Marino tiene la sensación de que la parte superior del cráneo se le separa flotando del resto del cuerpo mientras mira fijamente el punto entre los ojos del hombre. Desliza hacia atrás la guía del arma para introducir una bala en la recámara.

—Si me matas, date por muerto tú también —insiste el del pañuelo, pero está asustado.

Los moteros están de pie, venga gritar, y Marino es vagamente consciente de que algunos se aventuran a salir al aparcamiento.

—Recoge esa mierda de moto y lárgate —le dice Marino, y baja el arma—. Deja al perro.

—¡No pienso dejar a mi maldito perro!

—Vas a dejarlo. Lo tratas de puta pena.
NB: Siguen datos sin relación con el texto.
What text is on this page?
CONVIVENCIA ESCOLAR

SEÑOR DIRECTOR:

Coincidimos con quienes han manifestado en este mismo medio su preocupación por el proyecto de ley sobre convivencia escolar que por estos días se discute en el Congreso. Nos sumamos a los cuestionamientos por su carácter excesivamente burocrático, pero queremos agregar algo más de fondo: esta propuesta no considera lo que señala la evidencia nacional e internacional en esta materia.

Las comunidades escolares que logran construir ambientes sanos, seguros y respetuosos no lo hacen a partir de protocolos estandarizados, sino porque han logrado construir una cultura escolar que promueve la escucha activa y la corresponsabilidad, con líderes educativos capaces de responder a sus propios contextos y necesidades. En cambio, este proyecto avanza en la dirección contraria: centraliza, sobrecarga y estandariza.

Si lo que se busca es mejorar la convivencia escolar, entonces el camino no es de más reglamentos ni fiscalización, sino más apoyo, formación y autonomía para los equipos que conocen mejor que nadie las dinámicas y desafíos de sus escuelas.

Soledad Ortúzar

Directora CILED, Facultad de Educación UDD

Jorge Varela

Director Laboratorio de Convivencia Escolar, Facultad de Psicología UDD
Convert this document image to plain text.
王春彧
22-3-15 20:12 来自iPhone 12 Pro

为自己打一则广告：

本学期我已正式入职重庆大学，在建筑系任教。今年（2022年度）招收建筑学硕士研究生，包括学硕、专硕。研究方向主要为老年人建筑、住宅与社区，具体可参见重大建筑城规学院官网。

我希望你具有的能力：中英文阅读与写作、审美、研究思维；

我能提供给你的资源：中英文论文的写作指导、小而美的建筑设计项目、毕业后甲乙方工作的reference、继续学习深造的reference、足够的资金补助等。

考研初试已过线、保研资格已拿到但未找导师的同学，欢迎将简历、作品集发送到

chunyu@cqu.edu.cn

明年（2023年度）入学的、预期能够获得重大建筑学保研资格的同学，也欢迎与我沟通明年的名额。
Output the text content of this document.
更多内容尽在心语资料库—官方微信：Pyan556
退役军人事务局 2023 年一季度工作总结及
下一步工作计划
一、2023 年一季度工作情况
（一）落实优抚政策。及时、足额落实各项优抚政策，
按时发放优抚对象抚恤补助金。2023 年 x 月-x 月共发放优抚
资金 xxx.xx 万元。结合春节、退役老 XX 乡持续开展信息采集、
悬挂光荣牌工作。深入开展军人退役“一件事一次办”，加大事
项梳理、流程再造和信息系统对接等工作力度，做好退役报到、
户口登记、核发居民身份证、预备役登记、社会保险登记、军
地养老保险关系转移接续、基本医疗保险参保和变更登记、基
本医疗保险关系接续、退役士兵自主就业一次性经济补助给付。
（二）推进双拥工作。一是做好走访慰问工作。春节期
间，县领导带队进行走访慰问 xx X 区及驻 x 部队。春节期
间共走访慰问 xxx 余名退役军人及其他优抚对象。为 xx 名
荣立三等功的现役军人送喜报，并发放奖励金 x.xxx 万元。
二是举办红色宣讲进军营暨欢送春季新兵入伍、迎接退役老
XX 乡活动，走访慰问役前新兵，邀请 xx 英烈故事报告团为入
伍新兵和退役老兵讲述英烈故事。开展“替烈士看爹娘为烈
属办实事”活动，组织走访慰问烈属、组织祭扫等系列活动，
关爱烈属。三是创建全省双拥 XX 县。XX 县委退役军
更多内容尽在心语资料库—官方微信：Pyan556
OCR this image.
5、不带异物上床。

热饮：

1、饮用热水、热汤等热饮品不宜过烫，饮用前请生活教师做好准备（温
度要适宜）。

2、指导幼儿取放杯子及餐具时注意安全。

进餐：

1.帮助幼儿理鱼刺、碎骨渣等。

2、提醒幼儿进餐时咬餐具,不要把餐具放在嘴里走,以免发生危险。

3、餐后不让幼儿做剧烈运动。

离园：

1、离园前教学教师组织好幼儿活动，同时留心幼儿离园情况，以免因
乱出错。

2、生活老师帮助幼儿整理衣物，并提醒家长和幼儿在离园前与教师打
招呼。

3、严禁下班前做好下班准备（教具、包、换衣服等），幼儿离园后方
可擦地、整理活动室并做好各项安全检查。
Y ahora largo de aquí antes de que te abra un tercer ojo.

Mientras la chopper se aleja con un bramido, Marino vacía la recámara y vuelve a meterse la pistola en el pantalón a la espalda, sin saber muy bien qué le acaba de sobrevenir, cosa que le aterra.

Acaricia al perro, que sigue aplastado sobre el vientre y le lame la mano.

—Ya encontraremos alguna buena persona que se ocupe de ti —le dice Marino mientras alguien lo coge por el brazo con fuerza. Levanta la mirada hacia Jess.

—Me parece que ya es hora de que te ocupes de esto —le aconseja.

—¿De qué me hablas?

—Ya sabes de qué, de esa mujer: te lo advertí. Te está machacando, te hace sentir como un don nadie, y mira lo que pasa. En apenas una semana te has convertido en un salvaje.

Las manos le tiemblan sin cesar. Mira a Jess para que pueda leerle los labios.

—Ha sido una estupidez, ¿verdad, Jess? Y ahora ¿qué? —Acaricia al perro.

—Será el perro del bar, y si ese tipo vuelve por aquí, no saldrá bien parado. Pero ahora más vale que te andes con cuidado, porque has echado algo a rodar.

—¿Lo habías visto alguna vez?

Ella niega con la cabeza.

Marino se fija en que Shandy está en el porche, junto a la barandilla. Se pregunta por qué no ha salido de allí. Él ha estado a punto de matar a alguien y ella sigue en el porche.